“That was your mother?” I finally blurt out. My voice sounds strange, like it’s coming from somewhere else. “Why does she want to kill you?”
Aleksander huffs out a laugh that’s more pain than humor. “It’s complicated.”
I look down then, really look, and my stomach drops.
His shoulder is soaked. Blood darkens his shirt, slick and shiny, spreading every time the car hits a bump.
“Oh my god,” I gasp. “You’re hurt. You’re bleeding.”
He opens his eyes. “I’ve had worse.”
“You’ve been shot,” I say, my voice climbing. “That’s not a paper cut.”

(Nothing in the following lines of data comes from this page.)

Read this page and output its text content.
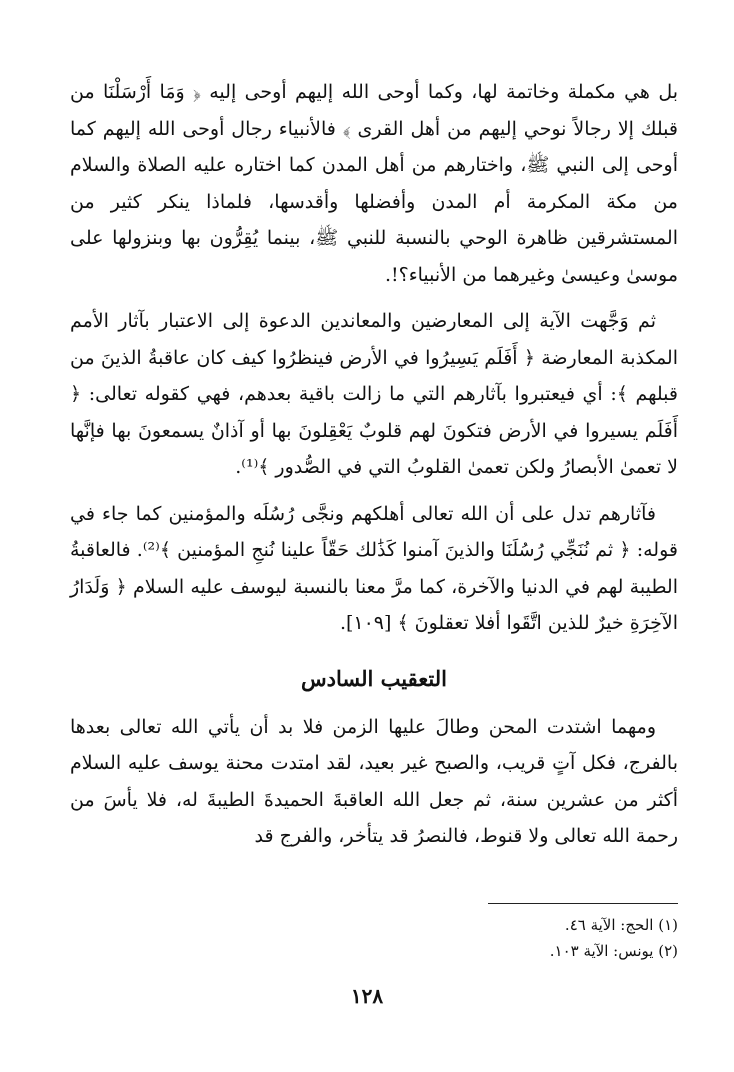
بل هي مكملة وخاتمة لها، وكما أوحى الله إليهم أوحى إليه ﴿ وَمَا أَرْسَلْنَا من قبلك إلا رجالاً نوحي إليهم من أهل القرى ﴾ فالأنبياء رجال أوحى الله إليهم كما أوحى إلى النبي ﷺ، واختارهم من أهل المدن كما اختاره عليه الصلاة والسلام من مكة المكرمة أم المدن وأفضلها وأقدسها، فلماذا ينكر كثير من المستشرقين ظاهرة الوحي بالنسبة للنبي ﷺ، بينما يُقِرُّون بها وبنزولها على موسىٰ وعيسىٰ وغيرهما من الأنبياء؟!.

ثم وَجَّهت الآية إلى المعارضين والمعاندين الدعوة إلى الاعتبار بآثار الأمم المكذبة المعارضة ﴿ أَفَلَم يَسِيرُوا في الأرض فينظرُوا كيف كان عاقبةُ الذينَ من قبلهم ﴾: أي فيعتبروا بآثارهم التي ما زالت باقية بعدهم، فهي كقوله تعالى: ﴿ أَفَلَم يسيروا في الأرض فتكونَ لهم قلوبٌ يَعْقِلونَ بها أو آذانٌ يسمعونَ بها فإنَّها لا تعمىٰ الأبصارُ ولكن تعمىٰ القلوبُ التي في الصُّدور ﴾⁽¹⁾.

فآثارهم تدل على أن الله تعالى أهلكهم ونجَّى رُسُلَه والمؤمنين كما جاء في قوله: ﴿ ثم نُنَجِّي رُسُلَنَا والذينَ آمنوا كَذَٰلك حَقّاً علينا نُنجِ المؤمنين ﴾⁽²⁾. فالعاقبةُ الطيبة لهم في الدنيا والآخرة، كما مرَّ معنا بالنسبة ليوسف عليه السلام ﴿ وَلَدَارُ الآخِرَةِ خيرٌ للذين اتَّقَوا أفلا تعقلونَ ﴾ [١٠٩].

التعقيب السادس

ومهما اشتدت المحن وطالَ عليها الزمن فلا بد أن يأتي الله تعالى بعدها بالفرج، فكل آتٍ قريب، والصبح غير بعيد، لقد امتدت محنة يوسف عليه السلام أكثر من عشرين سنة، ثم جعل الله العاقبةَ الحميدةَ الطيبةَ له، فلا يأسَ من رحمة الله تعالى ولا قنوط، فالنصرُ قد يتأخر، والفرج قد

(١) الحج: الآية ٤٦.
(٢) يونس: الآية ١٠٣.
١٢٨
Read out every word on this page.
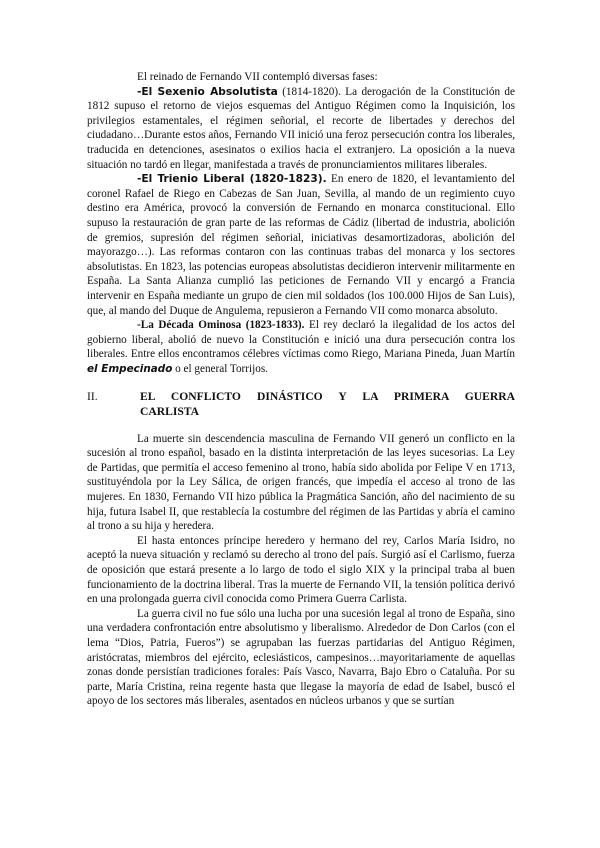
El reinado de Fernando VII contempló diversas fases:

-El Sexenio Absolutista (1814-1820). La derogación de la Constitución de 1812 supuso el retorno de viejos esquemas del Antiguo Régimen como la Inquisición, los privilegios estamentales, el régimen señorial, el recorte de libertades y derechos del ciudadano…Durante estos años, Fernando VII inició una feroz persecución contra los liberales, traducida en detenciones, asesinatos o exilios hacia el extranjero. La oposición a la nueva situación no tardó en llegar, manifestada a través de pronunciamientos militares liberales.

-El Trienio Liberal (1820-1823). En enero de 1820, el levantamiento del coronel Rafael de Riego en Cabezas de San Juan, Sevilla, al mando de un regimiento cuyo destino era América, provocó la conversión de Fernando en monarca constitucional. Ello supuso la restauración de gran parte de las reformas de Cádiz (libertad de industria, abolición de gremios, supresión del régimen señorial, iniciativas desamortizadoras, abolición del mayorazgo…). Las reformas contaron con las continuas trabas del monarca y los sectores absolutistas. En 1823, las potencias europeas absolutistas decidieron intervenir militarmente en España. La Santa Alianza cumplió las peticiones de Fernando VII y encargó a Francia intervenir en España mediante un grupo de cien mil soldados (los 100.000 Hijos de San Luis), que, al mando del Duque de Angulema, repusieron a Fernando VII como monarca absoluto.

-La Década Ominosa (1823-1833). El rey declaró la ilegalidad de los actos del gobierno liberal, abolió de nuevo la Constitución e inició una dura persecución contra los liberales. Entre ellos encontramos célebres víctimas como Riego, Mariana Pineda, Juan Martín el Empecinado o el general Torrijos.

II.	EL CONFLICTO DINÁSTICO Y LA PRIMERA GUERRA CARLISTA

La muerte sin descendencia masculina de Fernando VII generó un conflicto en la sucesión al trono español, basado en la distinta interpretación de las leyes sucesorias. La Ley de Partidas, que permitía el acceso femenino al trono, había sido abolida por Felipe V en 1713, sustituyéndola por la Ley Sálica, de origen francés, que impedía el acceso al trono de las mujeres. En 1830, Fernando VII hizo pública la Pragmática Sanción, año del nacimiento de su hija, futura Isabel II, que restablecía la costumbre del régimen de las Partidas y abría el camino al trono a su hija y heredera.

El hasta entonces príncipe heredero y hermano del rey, Carlos María Isidro, no aceptó la nueva situación y reclamó su derecho al trono del país. Surgió así el Carlismo, fuerza de oposición que estará presente a lo largo de todo el siglo XIX y la principal traba al buen funcionamiento de la doctrina liberal. Tras la muerte de Fernando VII, la tensión política derivó en una prolongada guerra civil conocida como Primera Guerra Carlista.

La guerra civil no fue sólo una lucha por una sucesión legal al trono de España, sino una verdadera confrontación entre absolutismo y liberalismo. Alrededor de Don Carlos (con el lema “Dios, Patria, Fueros”) se agrupaban las fuerzas partidarias del Antiguo Régimen, aristócratas, miembros del ejército, eclesiásticos, campesinos…mayoritariamente de aquellas zonas donde persistían tradiciones forales: País Vasco, Navarra, Bajo Ebro o Cataluña. Por su parte, María Cristina, reina regente hasta que llegase la mayoría de edad de Isabel, buscó el apoyo de los sectores más liberales, asentados en núcleos urbanos y que se surtían
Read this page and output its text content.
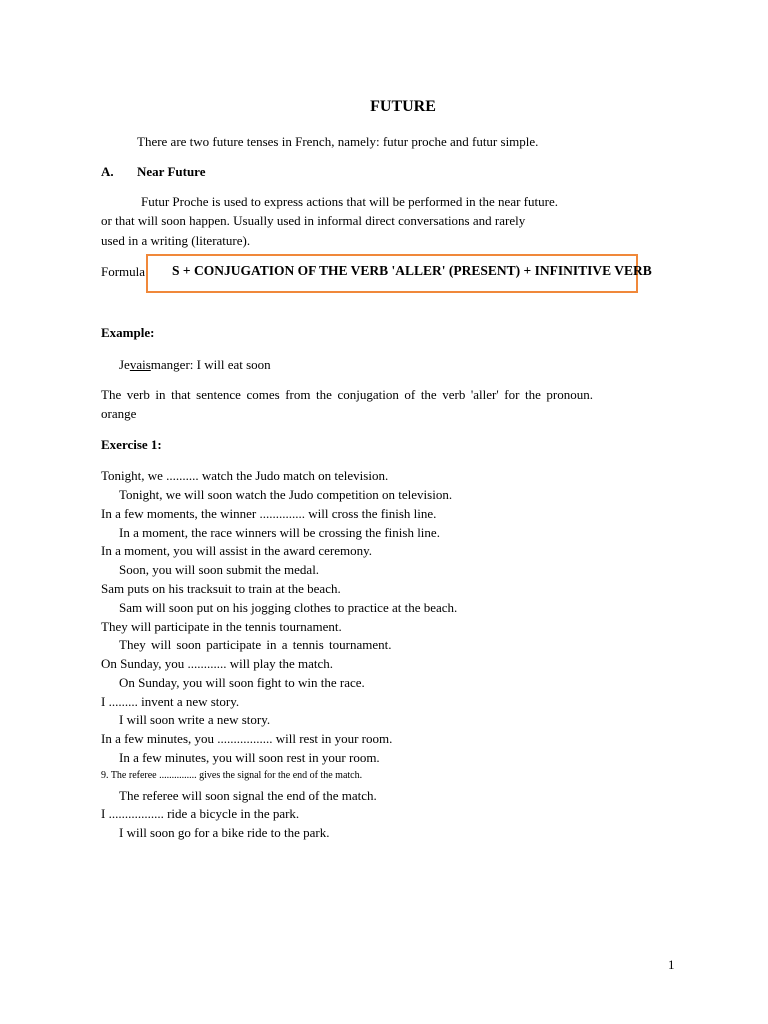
FUTURE
There are two future tenses in French, namely: futur proche and futur simple.
A. Near Future
Futur Proche is used to express actions that will be performed in the near future.
or that will soon happen. Usually used in informal direct conversations and rarely
used in a writing (literature).
Formula S + CONJUGATION OF THE VERB 'ALLER' (PRESENT) + INFINITIVE VERB
Example:
Jevaismanger: I will eat soon
The verb in that sentence comes from the conjugation of the verb 'aller' for the pronoun.
orange
Exercise 1:
Tonight, we .......... watch the Judo match on television.
Tonight, we will soon watch the Judo competition on television.
In a few moments, the winner .............. will cross the finish line.
In a moment, the race winners will be crossing the finish line.
In a moment, you will assist in the award ceremony.
Soon, you will soon submit the medal.
Sam puts on his tracksuit to train at the beach.
Sam will soon put on his jogging clothes to practice at the beach.
They will participate in the tennis tournament.
They will soon participate in a tennis tournament.
On Sunday, you ............ will play the match.
On Sunday, you will soon fight to win the race.
I ......... invent a new story.
I will soon write a new story.
In a few minutes, you ................. will rest in your room.
In a few minutes, you will soon rest in your room.
9. The referee ............... gives the signal for the end of the match.
The referee will soon signal the end of the match.
I ................. ride a bicycle in the park.
I will soon go for a bike ride to the park.
1
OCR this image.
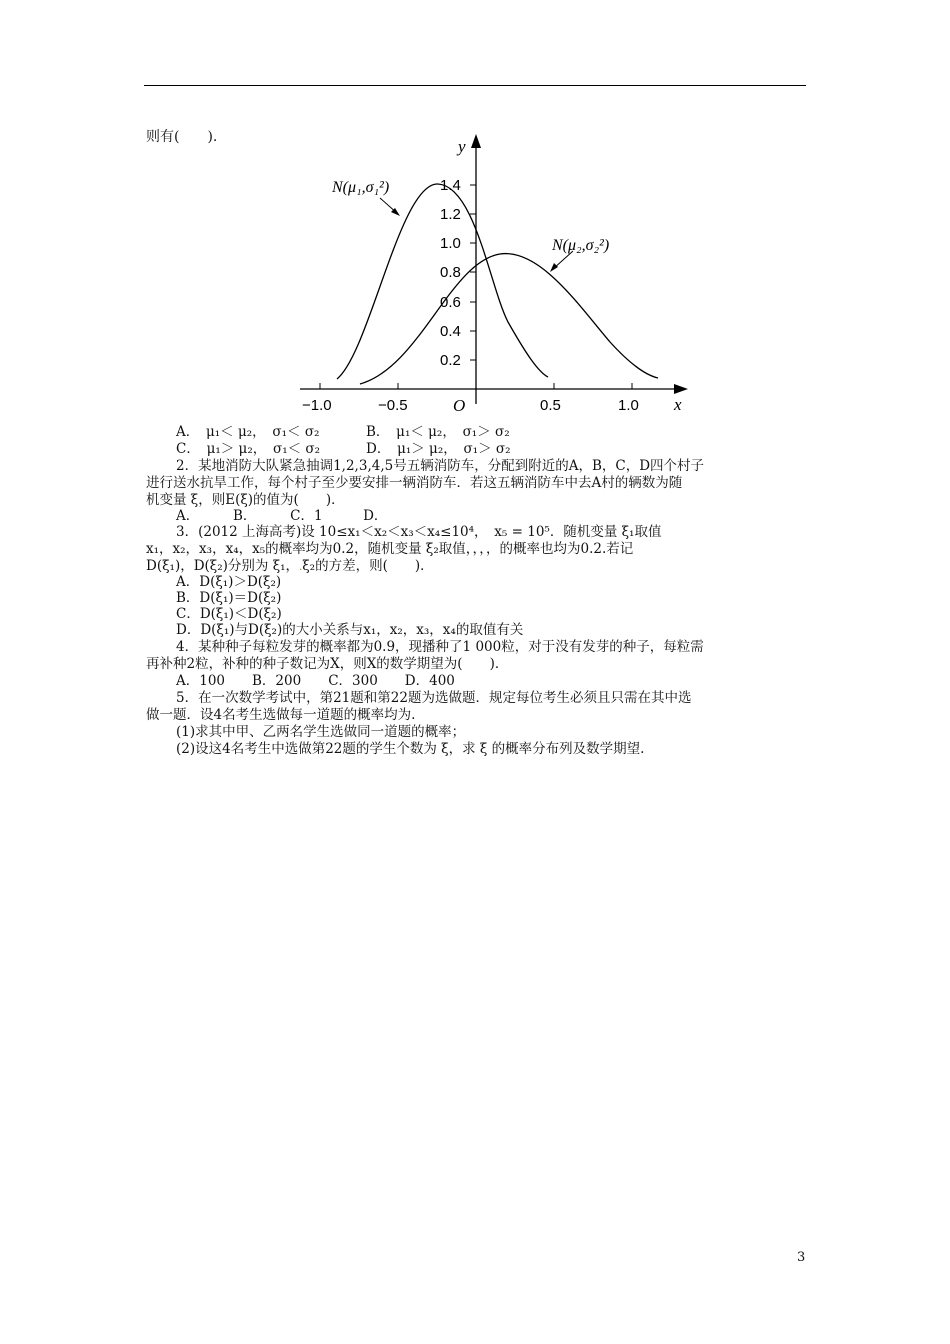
则有(　　).	y
x
O
1.4
1.2
1.0
0.8
0.6
0.4
0.2
−1.0	−0.5	0.5	1.0
N(μ₁,σ₁²)
N(μ₂,σ₂²)
A．　μ₁＜ μ₂，　σ₁＜ σ₂	B．　μ₁＜ μ₂，　σ₁＞ σ₂
C．　μ₁＞ μ₂，　σ₁＜ σ₂	D．　μ₁＞ μ₂，　σ₁＞ σ₂
2．某地消防大队紧急抽调1,2,3,4,5号五辆消防车，分配到附近的A，B，C，D四个村子
进行送水抗旱工作，每个村子至少要安排一辆消防车．若这五辆消防车中去A村的辆数为随
机变量 ξ，则E(ξ)的值为(　　)．
A．　　　B．　　　C．1　　　D．
3．(2012 上海高考)设 10≤x₁＜x₂＜x₃＜x₄≤10⁴，　x₅ = 10⁵．随机变量 ξ₁取值
x₁，x₂，x₃，x₄，x₅的概率均为0.2，随机变量 ξ₂取值，，，，的概率也均为0.2.若记
D(ξ₁)，D(ξ₂)分别为 ξ₁，.ξ₂的方差，则(　　)．
A．D(ξ₁)＞D(ξ₂)
B．D(ξ₁)＝D(ξ₂)
C．D(ξ₁)＜D(ξ₂)
D．D(ξ₁)与D(ξ₂)的大小关系与x₁，x₂，x₃，x₄的取值有关
4．某种种子每粒发芽的概率都为0.9，现播种了1 000粒，对于没有发芽的种子，每粒需
再补种2粒，补种的种子数记为X，则X的数学期望为(　　)．
A．100　　B．200　　C．300　　D．400
5．在一次数学考试中，第21题和第22题为选做题．规定每位考生必须且只需在其中选
做一题．设4名考生选做每一道题的概率均为.
(1)求其中甲、乙两名学生选做同一道题的概率；
(2)设这4名考生中选做第22题的学生个数为 ξ，求 ξ 的概率分布列及数学期望.
3
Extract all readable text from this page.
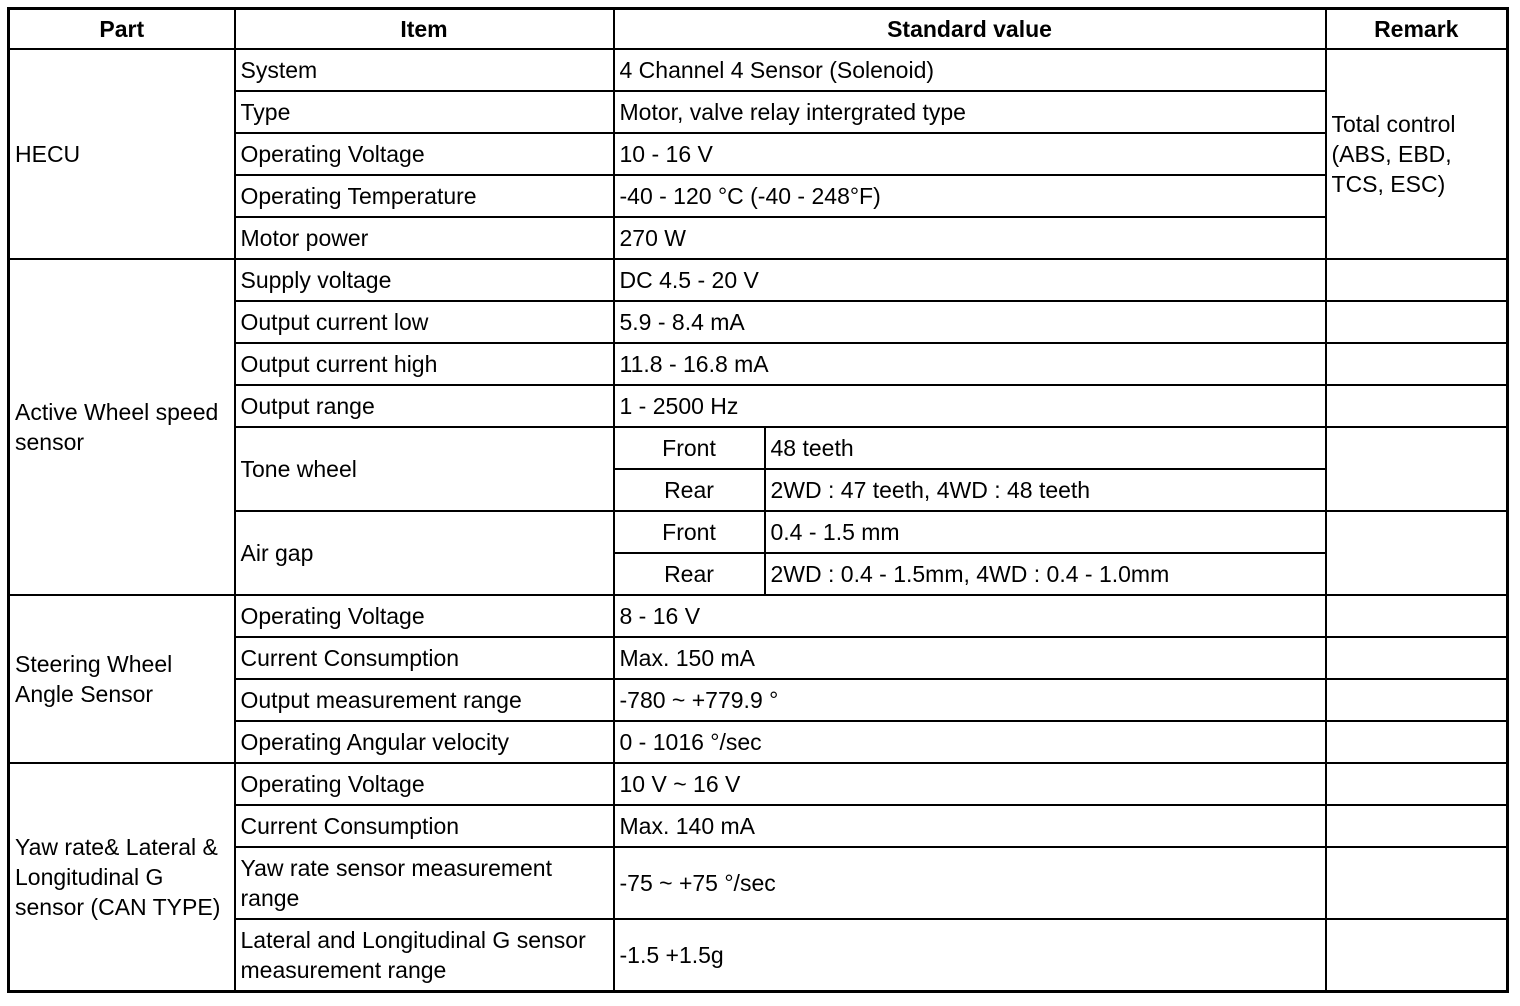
Part	Item	Standard value		Remark
HECU	System	4 Channel 4 Sensor (Solenoid)		Total control (ABS, EBD, TCS, ESC)
	Type	Motor, valve relay intergrated type		
	Operating Voltage	10 - 16 V		
	Operating Temperature	-40 - 120 °C (-40 - 248°F)		
	Motor power	270 W		
Active Wheel speed sensor	Supply voltage	DC 4.5 - 20 V		
	Output current low	5.9 - 8.4 mA		
	Output current high	11.8 - 16.8 mA		
	Output range	1 - 2500 Hz		
	Tone wheel	Front	48 teeth	
		Rear	2WD : 47 teeth, 4WD : 48 teeth	
	Air gap	Front	0.4 - 1.5 mm	
		Rear	2WD : 0.4 - 1.5mm, 4WD : 0.4 - 1.0mm	
Steering Wheel Angle Sensor	Operating Voltage	8 - 16 V		
	Current Consumption	Max. 150 mA		
	Output measurement range	-780 ~ +779.9 °		
	Operating Angular velocity	0 - 1016 °/sec		
Yaw rate& Lateral & Longitudinal G sensor (CAN TYPE)	Operating Voltage	10 V ~ 16 V		
	Current Consumption	Max. 140 mA		
	Yaw rate sensor measurement range	-75 ~ +75 °/sec		
	Lateral and Longitudinal G sensor measurement range	-1.5 +1.5g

I twist toward the front. “Nikolai, you need to take him to a hospital. Right now.”
The car stays on course.
Nikolai glances at Aleksander in the mirror. The two of them share a look, the kind men share when they’ve already agreed on something I’ll never understand. Aleksander just shakes his head slightly, eyes still burning.
I sit back, clutching Lily, feeling ridiculous and furious and terrified all at once. “Of course. Why would you go to a hospital?” I mutter. “You’re a mob boss. You probably have a…a bullet-removal guy on speed dial or something.”
Aleksander lets out a ragged laugh, and even Nikolai cracks the tiniest grin as he careens through a red light.
It’s almost funny, except it isn’t. I look down at Lily—safe, alive, finally breathing quietly—and I hold her tighter, not sure if I want to cry, laugh, or scream.
Only in Aleksander’s world, I think, does surviving your own mother count as a normal night out.
We speed through the city, night flashing past the windows. I’m clutching Lily so hard my arms ache, my mind still stuck back in that garden—Irina’s gun, Aleksander’s blood, the chaosand shouting. Every so often, I glance at Aleksander in the seat beside me, just to be sure he’s still breathing. He leans against the window, his shirt soaked through, eyes half-lidded but stubbornly alert.
“Where are we going?” I ask, my voice barely more than a whisper.
He meets my gaze for a split second, pain flickering behind his eyes, then shrugs. “Home.”
Somehow, that makes my shoulders loosen. Whatever else has happened, I know the city out this window better than anything on that estate. We’re not safe, but at least we’re somewhere familiar.
Nikolai pulls into an underground garage and the car rolls to a stop. I help Lily out, then turn to Aleksander, who’s already trying to push himself upright, ignoring how badly his arm is trembling.
“Stop,” I say. “You’re not bulletproof.”
He smirks, but it’s thin and tired. I throw his good arm over my shoulders and help him up, staggering under his weight but refusing to let go.
We get him into the elevator and up to his apartment—dark glass, slick floors, a view that would impress me if I weren’t so exhausted. There’s already a man waiting inside: the doctor, all business, his bag open on the table.
Aleksander sits without protest. The doctor works quickly, snipping away his jacket and shirt, cleaning the wound, muttering things I don’t want to understand. Blood pools, whitebandages soak red. Aleksander just stares at the skyline, jaw clenched.
I hover, Lily pressed to my hip, heart thundering for reasons I can’t name. I should be angry—furious, actually. This man almost got us killed, twice, in less than twenty-four hours. He dragged me into a world I don’t understand, a war that isn’t mine.
But I can’t look away. I can’t stop the surge of anxiety tightening my chest every time Aleksander winces, every time the doctor shakes his head or presses another bandage into place.
I set Lily down on the couch, her eyes already closing, thumb back in her mouth. She’s too tired to protest. I envy her for that.
I don’t know what I want to say. I don’t even know why I’m still here. All I know is that my heart hasn’t slowed down since the moment Irina pulled that trigger—and I’m not sure if it’s fear, relief, or something far more dangerous.
I stand a few feet away, arms crossed tight over my chest as the doctor works on Aleksander. He doesn’t make small talk. He moves quickly and efficiently, cleaning the bullet wound, checking for an exit, injecting something that makes Aleksander wince. The blood on Aleksander’s skin is startling against the white bandages, and the metallic smell seems to fill the whole apartment.
“How bad is it?” I finally ask, my voice small. “Is he…is he going to be okay?”
The doctor glances at me, expression unreadable. “He’s lost blood, but the bullet went clean through. He’ll heal, if he doesn’t do anything reckless.”